MVIRDC World Trade Center Mumbai welcomes the generous relief measures announced by Hon’ble
Finance Minister today to improve the flow of credit to micro, small and medium enterprises (MSMEs).
Currently, bank credit to MSME sector stands around Rs. 15 lakh crore. The government’s move to
provide full credit guarantee for additional bank loans worth Rs. 3 lakh crore to MSMEs is pathbreaking
as it represents 20% of the total bank credit to the MSME sector. This means, if MSMEs fully utilize this
additional credit facility, it will boost bank credit to this sector by 20%.
Speaking on the relief measure, Ms. Rupa Naik, Senior Director, MVIRDC World Trade Center Mumbai said, “Government guarantee will infuse confidence among bankers to lend to the MSME sector and thereby ensure transmission of RBI’s liquidity infusion to the industry. The government’s liquidity support to NBFCs and micro finance institutions will also help credit flow to MSMEs. NBFCs account for 17% of total institutional credit to Medium enterprises and 9% to the overall MSME sector.”
As an additional relief measure, Ms. Naik suggested that the government should bear the wage cost of MSMEs and support the resumption of operation by facilitating the return of migrant labourers. Pointing to the plight of exporters, Ms. Naik said, “Many MSME exporters have lost overseas orders, while goods of some exporters are stuck in foreign ports, in some cases, exporters have not received payment for goods delivered to foreign buyers. These enterprises need government support to pay wages to their workers and prevent them from migrating to their hometown.”
She remarked, “MSMEs employ more than 11 crore labourers in the country. On account of lockdown and loss of business since March 25, these firms are finding it difficult to pay wages to their employees. The government could have borne the wage cost of MSMEs at least partially. This will not only support MSMEs, but also promote consumption by infusing liquidity in the hands of workers.”

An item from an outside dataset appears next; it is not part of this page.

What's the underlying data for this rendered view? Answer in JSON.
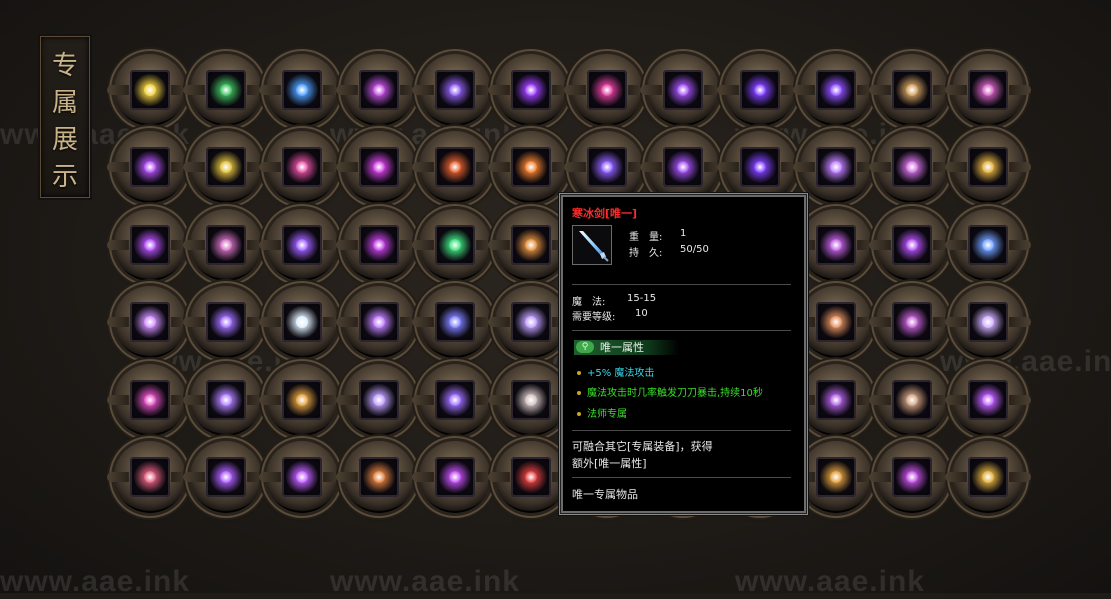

The senior director also suggested that the government should help MSMEs resume operation in green and orange zones by facilitating return of migrant labourers. According to industry estimate, MSMEs in orange and green zones are operating with 20-25% of retained labourers as most of the migrant labourers have returned to their home town. The government has taken admirable measure to promote credit to MSMEs. However, unless MSMEs are allowed to resume operations by facilitating availability of labourers and raw materials, they cannot avail of bank loans.
“One way to address the labour shortage is to launch a district-wise labour databank. The state governments, in coordination with district administration, can launch an online databank mapping labour availability in various districts. MSMEs that are facing labour shortage can access this databank and hire temporary labourers from labour surplus districts till such time migrant labourers return from hometown.”
Ms. Naik welcomed the move to define MSMEs based on turnover criteria. However, the disappointing aspect is that the government could have increased the turnover threshold for medium enterprises to Rs. 250 crore, as was proposed by the Ministry of MSME earlier, instead of Rs. 100 crore.
She said, “The government could have defined enterprises upto Rs. 250 crore as MSMEs so that maximum number of firms could take advantage of MSME schemes. We hope the government will consider this suggestion in future. For now, the government should implement the new definition immediately by passing an ordinance to amend the MSME Act 2006 to this effect.”
Ms. Naik raised hope that the government will provide support to migrant workers and announce reforms in land, labour and legal systems in the forthcoming phases of stimulus measures.
Some of the progressive reforms the Indian economy needs are adoption of Model Land Leasing Act by all state governments, reforms in Special Economic Zones, rationalization of GST regime and speedy implementation of the proposed four Labour Codes without diluting its original provisions.